In the context of the 1989 presidential election, the first direct presidential election following the military dictatorship, the iconic debate between Fernando Collor de Mello (PRN) and Luiz Inácio Lula da Silva (PT), produced by Globo, took place. The debate was a decisive moment in the campaign. Boni favored the editing of Fernando Collor's performance, as he was Roberto Marinho’s candidate in the runoff. Boni carried folders containing alleged accusations that Collor had against Lula, which were empty, and ruffled Collor's hair and messed up his tie to generate more empathy between Collor and the public. The incident is considered decisive for the 1989 election and is widely discussed in journalism schools regarding ethics.

== Personal life ==
He was married to Regina Brasil, with whom he had his first son, the television producer Boninho. Since 1984, he has been married to Lou de Oliveira, with whom he has two sons and a daughter. He is the father-in-law of actress Ana Furtado. A SC Corinthians Paulista fan, he even became an advisory member of the club at the invitation of advertising executive Washington Olivetto.

== Other activies ==
Since 2003, he has been a partner, alongside his four children, in Rede Vanguarda, a TV Globo affiliate in the Paraíba Valley in São Paulo. He has become quite active on social media, especially on Instagram, sharing restaurant and wine recommendations from a wide variety of countries.

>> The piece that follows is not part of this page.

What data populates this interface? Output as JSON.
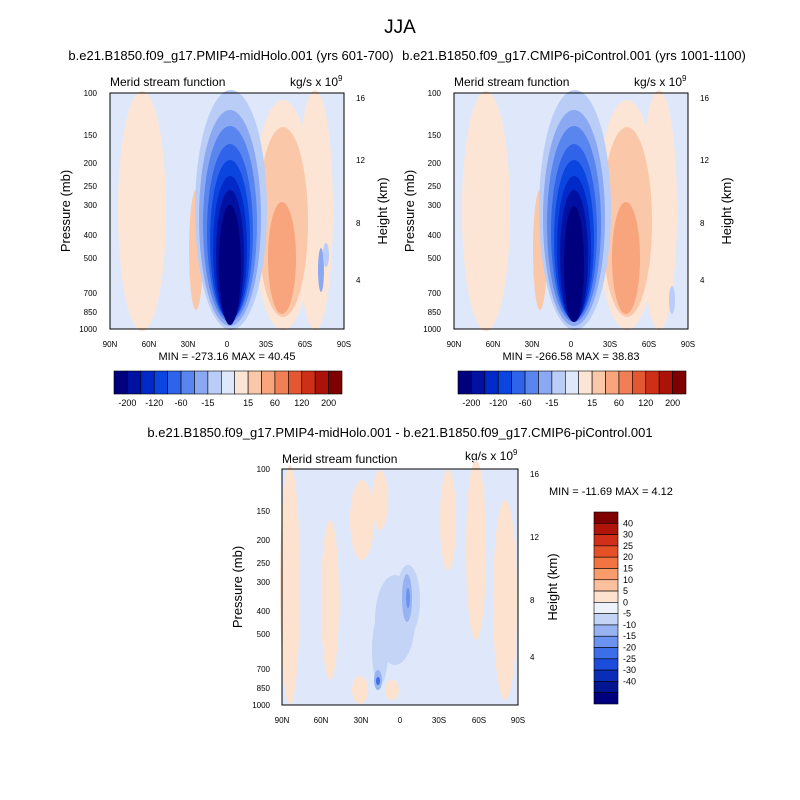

He was invited by the then mayor of São Paulo, João Doria (PSDB), in 2016 to take over as head of the São Paulo Municipal Department of Culture, but he did not accept the position.

=== Books ===
In 2011, he released his first memoir, O Livro do Boni, published by Casa da Palavra. In 2015, he published his first work of fiction, Unidos do Outro Mundo: Dialogando com os mortos, through the publisher Estação Brasil. In 2024, he released a new memoir, O lado B de Boni, published by Best-Seller.

== Tributes ==
On 25 October 2010, he was awarded the Order of Ipiranga, in the rank of Grand Officer, by the Government of the State of São Paulo, Alberto Goldman (PSDB). He was honoured by his favourite samba school, Beija-Flor, during the 2014 carnival with the theme ‘The Shining Star of Brazilian Communication’.

In 2017, he was awarded the Order of Cultural Merit (OMC) by then-President Michel Temer (MDB) for his work in television.